Ok, to rozumiem, że wrzucam całe zwrotnice od poldka na lukasie, tak? Sworzeń wahacza i górne mocowanie będzie pasowało, bo ja chcę zostać przy wąskim zawieszeniu? A jak podłączenie do zacisku? W czym w ogóle ten lukas jest lepszy od hamulców kantowych?


  
 
fajnie działają hamulce z łady i też żadna robota z wymianą.
  
 
Jeśli chodzi o lukasa to wszystko praktycznie pasuje, jedynie z tego co pamiętam to inny jest skok gwintu na przewodach.

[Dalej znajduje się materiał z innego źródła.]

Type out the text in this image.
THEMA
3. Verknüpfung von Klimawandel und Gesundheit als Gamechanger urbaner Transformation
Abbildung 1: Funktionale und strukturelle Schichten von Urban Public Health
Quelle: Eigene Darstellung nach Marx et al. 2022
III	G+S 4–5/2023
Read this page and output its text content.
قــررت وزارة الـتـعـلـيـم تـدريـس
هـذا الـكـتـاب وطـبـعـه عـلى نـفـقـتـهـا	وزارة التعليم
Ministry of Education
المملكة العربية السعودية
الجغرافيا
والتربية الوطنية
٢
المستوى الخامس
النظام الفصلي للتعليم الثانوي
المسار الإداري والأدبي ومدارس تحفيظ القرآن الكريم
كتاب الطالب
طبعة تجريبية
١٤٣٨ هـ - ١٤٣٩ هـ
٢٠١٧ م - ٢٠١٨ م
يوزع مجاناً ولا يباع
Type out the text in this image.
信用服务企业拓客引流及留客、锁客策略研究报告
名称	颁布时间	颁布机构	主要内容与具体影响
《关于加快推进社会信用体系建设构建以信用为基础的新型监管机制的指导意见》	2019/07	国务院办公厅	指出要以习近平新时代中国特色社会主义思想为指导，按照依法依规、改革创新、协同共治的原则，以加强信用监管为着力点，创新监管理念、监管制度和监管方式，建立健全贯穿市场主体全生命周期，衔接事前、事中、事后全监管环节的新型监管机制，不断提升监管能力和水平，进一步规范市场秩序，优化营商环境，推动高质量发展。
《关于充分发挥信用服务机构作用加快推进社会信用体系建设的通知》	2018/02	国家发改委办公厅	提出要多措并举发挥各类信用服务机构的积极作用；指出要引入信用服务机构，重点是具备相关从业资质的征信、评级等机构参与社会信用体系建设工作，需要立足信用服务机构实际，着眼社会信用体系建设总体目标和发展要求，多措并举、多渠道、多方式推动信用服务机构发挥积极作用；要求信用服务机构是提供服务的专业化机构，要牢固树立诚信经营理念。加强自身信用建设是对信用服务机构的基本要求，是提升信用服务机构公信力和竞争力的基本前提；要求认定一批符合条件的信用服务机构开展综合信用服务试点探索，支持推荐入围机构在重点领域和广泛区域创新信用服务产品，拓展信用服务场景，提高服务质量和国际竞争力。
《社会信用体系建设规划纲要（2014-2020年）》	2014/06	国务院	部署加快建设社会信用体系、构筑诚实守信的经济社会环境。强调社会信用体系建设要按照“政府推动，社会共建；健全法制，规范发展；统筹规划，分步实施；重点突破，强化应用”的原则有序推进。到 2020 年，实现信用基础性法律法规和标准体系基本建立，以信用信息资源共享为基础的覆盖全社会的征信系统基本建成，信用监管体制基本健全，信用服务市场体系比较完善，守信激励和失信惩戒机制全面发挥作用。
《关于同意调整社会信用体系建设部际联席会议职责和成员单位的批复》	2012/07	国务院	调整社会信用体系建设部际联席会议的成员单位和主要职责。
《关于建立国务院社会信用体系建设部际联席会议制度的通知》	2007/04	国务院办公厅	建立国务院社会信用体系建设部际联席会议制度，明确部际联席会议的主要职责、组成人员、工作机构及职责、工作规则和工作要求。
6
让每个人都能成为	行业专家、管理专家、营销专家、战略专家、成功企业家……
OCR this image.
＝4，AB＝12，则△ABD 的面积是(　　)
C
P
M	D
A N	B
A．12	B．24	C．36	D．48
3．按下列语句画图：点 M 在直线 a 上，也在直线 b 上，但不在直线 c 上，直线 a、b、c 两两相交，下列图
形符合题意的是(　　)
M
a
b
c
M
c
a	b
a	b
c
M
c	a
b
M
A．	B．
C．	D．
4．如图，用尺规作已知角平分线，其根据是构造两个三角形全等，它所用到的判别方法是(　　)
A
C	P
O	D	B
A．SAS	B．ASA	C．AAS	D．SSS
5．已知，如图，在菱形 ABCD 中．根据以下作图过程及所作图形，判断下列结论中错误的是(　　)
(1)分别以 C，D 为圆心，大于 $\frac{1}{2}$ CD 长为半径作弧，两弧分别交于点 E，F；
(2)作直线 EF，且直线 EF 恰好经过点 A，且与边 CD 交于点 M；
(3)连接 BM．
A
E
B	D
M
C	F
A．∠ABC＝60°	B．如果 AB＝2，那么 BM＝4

Lukas jest o tyle dobry że moim zdaniem skuteczniej hamuje niż standardowe zaciski, do tego się nie zapieka, jak dla mnie wystarczy moje 105 koni w kańcie shamowuje bez problemu, a chyba o to chodzi.


[ wiadomość edytowana przez: CEHU dnia 2013-06-14 23:45:35 ]
  
 
Czy ktoś się kiedyś spotkał z hybrydą pompa, serwo lucas-zaciski z łady?
  
 
Coś mi sie obiło o uszy ze od pandy pasują potwierdzi ktoś ?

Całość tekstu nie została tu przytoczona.